Device-wide Hard Mode app-removal restriction

ZoneIn can use Apple ManagedSettings denyAppRemoval as part of Hard Mode. When active, this restriction can prevent app removal across the device. It is not limited to removal of ZoneIn. This behavior is part of how iOS ManagedSettings works.

Hard Mode is sensitive because it affects device control. ZoneIn should clearly explain the app-removal restriction before enabling it.

Remote behavior changes

ZoneIn can change limited behavior remotely through Firebase Remote Config without a new app binary. Remote configuration values are used for limited feature rollout, operational configuration, and product-experience adjustments. They are not intended to expose raw Screen Time selections or readable app or website choices to Firebase.

22. Data ZoneIn does not collect

Based on the current app design described to us, ZoneIn does not collect or access the following categories through the app:

Precise location or coarse location.
Contacts.
Photos or photo library.
Camera.
Microphone.
Calendar.
HealthKit or health data.
Bluetooth.
IDFA or advertising identifiers.
Crash reports through Crashlytics or another third-party crash-reporting SDK.
Cloud sync of local ZoneIn models.
Messaging, social sharing, or user-generated public content.
Raw Screen Time report uploads to a first-party ZoneIn server.

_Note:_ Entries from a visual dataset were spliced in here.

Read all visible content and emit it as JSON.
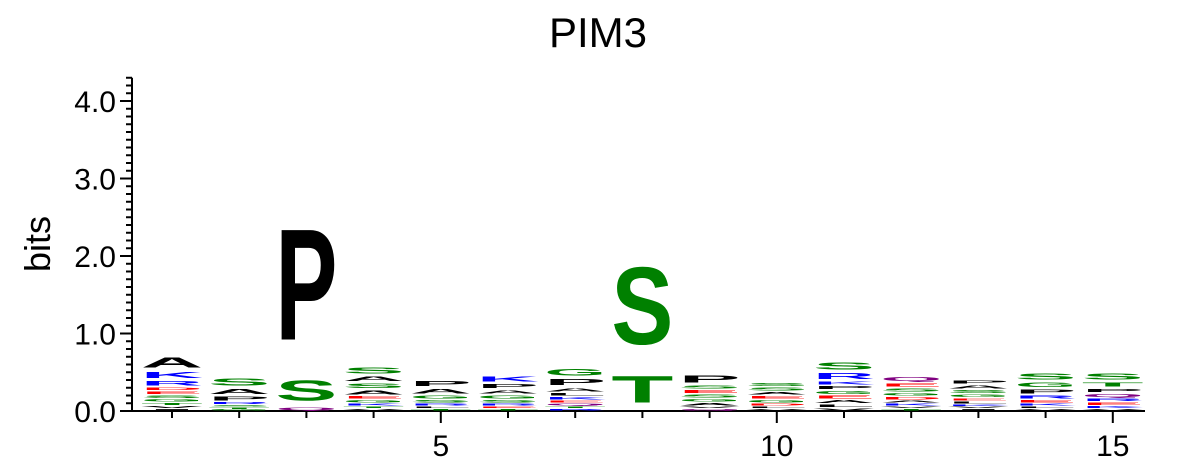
{
  "chart_data": {
    "type": "sequence-logo",
    "title": "PIM3",
    "ylabel": "bits",
    "ylim": [
      0,
      4.3
    ],
    "y_ticks": [
      0.0,
      1.0,
      2.0,
      3.0,
      4.0
    ],
    "y_tick_labels": [
      "0.0",
      "1.0",
      "2.0",
      "3.0",
      "4.0"
    ],
    "x_ticks": [
      5,
      10,
      15
    ],
    "x_tick_labels": [
      "5",
      "10",
      "15"
    ],
    "positions": [
      {
        "pos": 1,
        "letters": [
          {
            "l": "I",
            "h": 0.03
          },
          {
            "l": "V",
            "h": 0.04
          },
          {
            "l": "T",
            "h": 0.04
          },
          {
            "l": "G",
            "h": 0.05
          },
          {
            "l": "S",
            "h": 0.05
          },
          {
            "l": "E",
            "h": 0.05
          },
          {
            "l": "D",
            "h": 0.05
          },
          {
            "l": "R",
            "h": 0.09
          },
          {
            "l": "K",
            "h": 0.12
          },
          {
            "l": "A",
            "h": 0.21
          }
        ]
      },
      {
        "pos": 2,
        "letters": [
          {
            "l": "G",
            "h": 0.02
          },
          {
            "l": "T",
            "h": 0.03
          },
          {
            "l": "S",
            "h": 0.03
          },
          {
            "l": "R",
            "h": 0.04
          },
          {
            "l": "P",
            "h": 0.08
          },
          {
            "l": "A",
            "h": 0.1
          },
          {
            "l": "S",
            "h": 0.14
          }
        ]
      },
      {
        "pos": 3,
        "letters": [
          {
            "l": "Q",
            "h": 0.05
          },
          {
            "l": "S",
            "h": 0.42
          },
          {
            "l": "P",
            "h": 2.3
          }
        ]
      },
      {
        "pos": 4,
        "letters": [
          {
            "l": "V",
            "h": 0.03
          },
          {
            "l": "T",
            "h": 0.03
          },
          {
            "l": "K",
            "h": 0.04
          },
          {
            "l": "G",
            "h": 0.05
          },
          {
            "l": "E",
            "h": 0.05
          },
          {
            "l": "A",
            "h": 0.08
          },
          {
            "l": "S",
            "h": 0.09
          },
          {
            "l": "A",
            "h": 0.09
          },
          {
            "l": "S",
            "h": 0.12
          }
        ]
      },
      {
        "pos": 5,
        "letters": [
          {
            "l": "T",
            "h": 0.03
          },
          {
            "l": "L",
            "h": 0.03
          },
          {
            "l": "R",
            "h": 0.04
          },
          {
            "l": "S",
            "h": 0.05
          },
          {
            "l": "G",
            "h": 0.06
          },
          {
            "l": "A",
            "h": 0.09
          },
          {
            "l": "P",
            "h": 0.11
          }
        ]
      },
      {
        "pos": 6,
        "letters": [
          {
            "l": "T",
            "h": 0.03
          },
          {
            "l": "E",
            "h": 0.03
          },
          {
            "l": "R",
            "h": 0.04
          },
          {
            "l": "S",
            "h": 0.05
          },
          {
            "l": "G",
            "h": 0.06
          },
          {
            "l": "A",
            "h": 0.07
          },
          {
            "l": "P",
            "h": 0.08
          },
          {
            "l": "K",
            "h": 0.1
          }
        ]
      },
      {
        "pos": 7,
        "letters": [
          {
            "l": "R",
            "h": 0.03
          },
          {
            "l": "T",
            "h": 0.03
          },
          {
            "l": "Q",
            "h": 0.04
          },
          {
            "l": "E",
            "h": 0.04
          },
          {
            "l": "K",
            "h": 0.05
          },
          {
            "l": "L",
            "h": 0.05
          },
          {
            "l": "A",
            "h": 0.07
          },
          {
            "l": "P",
            "h": 0.12
          },
          {
            "l": "G",
            "h": 0.13
          }
        ]
      },
      {
        "pos": 8,
        "letters": [
          {
            "l": "T",
            "h": 0.55
          },
          {
            "l": "S",
            "h": 1.6
          }
        ]
      },
      {
        "pos": 9,
        "letters": [
          {
            "l": "Q",
            "h": 0.03
          },
          {
            "l": "V",
            "h": 0.03
          },
          {
            "l": "A",
            "h": 0.05
          },
          {
            "l": "G",
            "h": 0.05
          },
          {
            "l": "S",
            "h": 0.06
          },
          {
            "l": "E",
            "h": 0.06
          },
          {
            "l": "S",
            "h": 0.06
          },
          {
            "l": "P",
            "h": 0.15
          }
        ]
      },
      {
        "pos": 10,
        "letters": [
          {
            "l": "V",
            "h": 0.03
          },
          {
            "l": "L",
            "h": 0.03
          },
          {
            "l": "D",
            "h": 0.04
          },
          {
            "l": "G",
            "h": 0.05
          },
          {
            "l": "E",
            "h": 0.05
          },
          {
            "l": "A",
            "h": 0.05
          },
          {
            "l": "S",
            "h": 0.06
          },
          {
            "l": "S",
            "h": 0.07
          }
        ]
      },
      {
        "pos": 11,
        "letters": [
          {
            "l": "V",
            "h": 0.04
          },
          {
            "l": "L",
            "h": 0.05
          },
          {
            "l": "A",
            "h": 0.06
          },
          {
            "l": "E",
            "h": 0.06
          },
          {
            "l": "G",
            "h": 0.06
          },
          {
            "l": "P",
            "h": 0.06
          },
          {
            "l": "K",
            "h": 0.06
          },
          {
            "l": "R",
            "h": 0.12
          },
          {
            "l": "S",
            "h": 0.14
          }
        ]
      },
      {
        "pos": 12,
        "letters": [
          {
            "l": "T",
            "h": 0.03
          },
          {
            "l": "V",
            "h": 0.03
          },
          {
            "l": "K",
            "h": 0.04
          },
          {
            "l": "A",
            "h": 0.04
          },
          {
            "l": "D",
            "h": 0.05
          },
          {
            "l": "G",
            "h": 0.05
          },
          {
            "l": "S",
            "h": 0.06
          },
          {
            "l": "E",
            "h": 0.07
          },
          {
            "l": "Q",
            "h": 0.08
          }
        ]
      },
      {
        "pos": 13,
        "letters": [
          {
            "l": "I",
            "h": 0.03
          },
          {
            "l": "V",
            "h": 0.03
          },
          {
            "l": "K",
            "h": 0.03
          },
          {
            "l": "L",
            "h": 0.04
          },
          {
            "l": "E",
            "h": 0.04
          },
          {
            "l": "G",
            "h": 0.05
          },
          {
            "l": "S",
            "h": 0.06
          },
          {
            "l": "A",
            "h": 0.06
          },
          {
            "l": "P",
            "h": 0.07
          }
        ]
      },
      {
        "pos": 14,
        "letters": [
          {
            "l": "V",
            "h": 0.03
          },
          {
            "l": "L",
            "h": 0.03
          },
          {
            "l": "K",
            "h": 0.04
          },
          {
            "l": "E",
            "h": 0.05
          },
          {
            "l": "R",
            "h": 0.06
          },
          {
            "l": "P",
            "h": 0.08
          },
          {
            "l": "G",
            "h": 0.09
          },
          {
            "l": "S",
            "h": 0.12
          }
        ]
      },
      {
        "pos": 15,
        "letters": [
          {
            "l": "V",
            "h": 0.03
          },
          {
            "l": "K",
            "h": 0.04
          },
          {
            "l": "E",
            "h": 0.05
          },
          {
            "l": "R",
            "h": 0.05
          },
          {
            "l": "Q",
            "h": 0.06
          },
          {
            "l": "P",
            "h": 0.07
          },
          {
            "l": "T",
            "h": 0.08
          },
          {
            "l": "S",
            "h": 0.12
          }
        ]
      }
    ],
    "color_scheme": {
      "A": "#000000",
      "P": "#000000",
      "V": "#000000",
      "I": "#000000",
      "L": "#000000",
      "M": "#000000",
      "F": "#000000",
      "W": "#000000",
      "S": "#008000",
      "T": "#008000",
      "G": "#008000",
      "Y": "#008000",
      "C": "#008000",
      "N": "#800080",
      "Q": "#800080",
      "K": "#0000ff",
      "R": "#0000ff",
      "H": "#0000ff",
      "D": "#ff0000",
      "E": "#ff0000"
    }
  }
}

Apple may collect diagnostics, crash information, App Store purchase history, or other data under Apple’s own settings and policies. That is separate from ZoneIn’s collection.

23. Changes to this policy

We may update this Privacy Policy from time to time. When we update it, we will change the “Last updated” date at the top of tryzonein.com/privacy.

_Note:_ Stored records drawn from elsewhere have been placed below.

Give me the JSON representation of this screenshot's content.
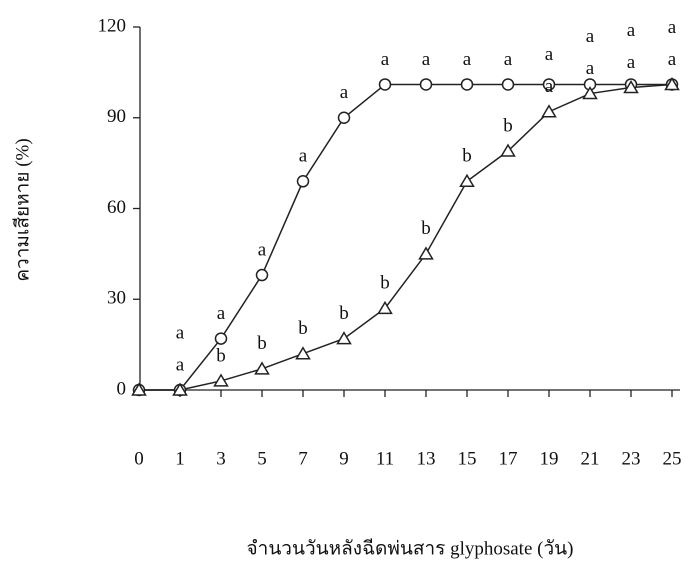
{
  "chart_data": {
    "type": "line",
    "y_label": "ความเสียหาย (%)",
    "x_label": "จำนวนวันหลังฉีดพ่นสาร glyphosate (วัน)",
    "categories": [
      "0",
      "1",
      "3",
      "5",
      "7",
      "9",
      "11",
      "13",
      "15",
      "17",
      "19",
      "21",
      "23",
      "25"
    ],
    "series": [
      {
        "marker": "circle",
        "color": "#222222",
        "values": [
          0,
          0,
          17,
          38,
          69,
          90,
          101,
          101,
          101,
          101,
          101,
          101,
          101,
          101
        ],
        "labels": [
          null,
          "a",
          "a",
          "a",
          "a",
          "a",
          "a",
          "a",
          "a",
          "a",
          "a",
          "a",
          "a",
          "a"
        ]
      },
      {
        "marker": "triangle",
        "color": "#222222",
        "values": [
          0,
          0,
          3,
          7,
          12,
          17,
          27,
          45,
          69,
          79,
          92,
          98,
          100,
          101
        ],
        "labels": [
          null,
          "a",
          "b",
          "b",
          "b",
          "b",
          "b",
          "b",
          "b",
          "b",
          "a",
          "a",
          "a",
          "a"
        ]
      }
    ],
    "ylim": [
      0,
      120
    ],
    "yticks": [
      0,
      30,
      60,
      90,
      120
    ]
  }
}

We will provide an in-app notice on next launch for policy updates. Material changes will be flagged more prominently where appropriate. Continued use of ZoneIn after the effective date of the updated policy means you accept the updated policy, unless applicable law requires a different form of notice or consent.

24. Contact

For privacy questions, data rights requests, account deletion requests, and support relating to this policy, contact:

Email: contact@tryzonein.com
Mail: PO Box 230150, 178 Columbus Ave, New York, NY 10023-9998, USA
Joint data controllers: Tash-had Saqif and Elijah Kajinic

25. Governing law

This Privacy Policy is governed by the laws of the State of New York, United States, without regard to conflict-of-law rules.

This governing-law clause does not limit privacy rights that cannot be waived under applicable law, including rights that may apply to California residents under the CCPA/CPRA or to EU/UK users where GDPR/UK GDPR applies.